The ILO's intervention came after ten central trade unions escalated the issue of suspension and tweaking of labour laws with the international body through a letter on May 14, 2020. 

India has inked many conventions with ILO which commensurate with the existing legal system and laws of the land.

International Labour Organisation (ILO) assured 10 central unions that it has expressed deep concerns over the suspension and tweaking of labour laws by states to the Prime Minister Narendra Modi. Besides, the ILO has also urged the Prime Minister to send a clear message to central and state governments to uphold India’s international commitments (conventions based on labour laws) and engage in social dialogue.

The ILO’s intervention came after ten central trade unions escalated the issue of suspension and tweaking of labour laws with the international body through a letter on May 14, 2020.

In a reply to the unions on May 22, the ILO said, “Please allow me to assure you the ILO DG has immediately intervened, expressing his deep concerns at these recent events and appealing to the Prime Minister to send a clear message to Central and State Governments to uphold the country’s international commitments and encourage engagement of effective social dialogue”.

The ten central trade unions had asked the ILO DG to intervene immediately with the Indian authorities to urge necessary action for the protection of workers rights in the light of measures being taken by a number of state governments to undermine the labour legislation and international labour standards.

India has inked many conventions with ILO which commensurate with the existing legal system and laws of the land.
A country can ratify a convention with ILO after putting in place all provisions mandated in its laws and legal framework. Thus a change in labour laws or suspending those may lead to violation of these conventions, which are also an international commitments by ratifying nations.

In the meanwhile, the ten central trade unions have also shot off another letter on Monday to the ILO pleading that “at this very turbid and uncertain situation, the ILO must powerfully and effectively intervene to prevail upon the Government of India to refrain from such exercise of abrogation of all basic labour rights unilaterally trampling underfoot the basic concept of social partnership and tripartism as espoused by ILO”.
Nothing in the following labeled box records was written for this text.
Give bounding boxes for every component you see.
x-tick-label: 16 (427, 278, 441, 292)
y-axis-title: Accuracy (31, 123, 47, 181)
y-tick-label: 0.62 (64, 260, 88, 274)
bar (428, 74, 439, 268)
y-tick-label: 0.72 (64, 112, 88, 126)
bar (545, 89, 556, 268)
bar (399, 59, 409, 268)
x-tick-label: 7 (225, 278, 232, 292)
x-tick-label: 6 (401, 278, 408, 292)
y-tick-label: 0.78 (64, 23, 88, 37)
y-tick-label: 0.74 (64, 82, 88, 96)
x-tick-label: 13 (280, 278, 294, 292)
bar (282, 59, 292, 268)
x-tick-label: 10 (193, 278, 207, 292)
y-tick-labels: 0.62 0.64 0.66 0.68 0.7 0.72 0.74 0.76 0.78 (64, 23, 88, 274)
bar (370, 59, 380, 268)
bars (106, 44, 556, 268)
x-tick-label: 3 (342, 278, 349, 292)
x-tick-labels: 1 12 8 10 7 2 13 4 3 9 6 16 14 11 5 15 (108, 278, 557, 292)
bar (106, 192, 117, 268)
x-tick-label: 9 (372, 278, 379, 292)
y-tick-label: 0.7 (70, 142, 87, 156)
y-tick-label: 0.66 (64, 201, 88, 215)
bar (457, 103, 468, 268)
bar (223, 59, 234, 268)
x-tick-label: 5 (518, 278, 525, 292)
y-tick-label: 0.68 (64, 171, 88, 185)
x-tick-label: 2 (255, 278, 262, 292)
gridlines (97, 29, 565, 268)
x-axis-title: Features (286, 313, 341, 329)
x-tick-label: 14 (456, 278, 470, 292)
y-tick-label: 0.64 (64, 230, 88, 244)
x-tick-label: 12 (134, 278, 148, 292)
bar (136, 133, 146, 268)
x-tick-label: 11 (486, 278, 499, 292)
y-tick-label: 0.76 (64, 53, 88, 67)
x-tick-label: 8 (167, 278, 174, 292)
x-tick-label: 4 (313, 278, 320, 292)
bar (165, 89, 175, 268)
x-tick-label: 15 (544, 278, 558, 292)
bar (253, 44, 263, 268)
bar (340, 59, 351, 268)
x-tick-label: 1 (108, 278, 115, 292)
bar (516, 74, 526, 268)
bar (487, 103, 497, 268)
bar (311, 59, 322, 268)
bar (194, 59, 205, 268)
They have pointed out that the central government is contemplating repealing of Inter State Migrant Workmen (Regulation of Employment and Conditions of Service) Act 1979. They also mentioned that “Madhya Pradesh, Uttar Pradesh and Gujarat are ceasing application of Trade union Act, 1926, which is the main plank of Freedom of Association, and Industrial Disputes Act that provides scope for collective bargaining and also right to strike, along with other substantive labour laws for a period of 3 years”. These unions are INTUC, AITUC, HMS, CITU, AIUTUC, TUCC, SEWA, AICCTU, LPF and UTUC. There are total 12 central trade unions in the country.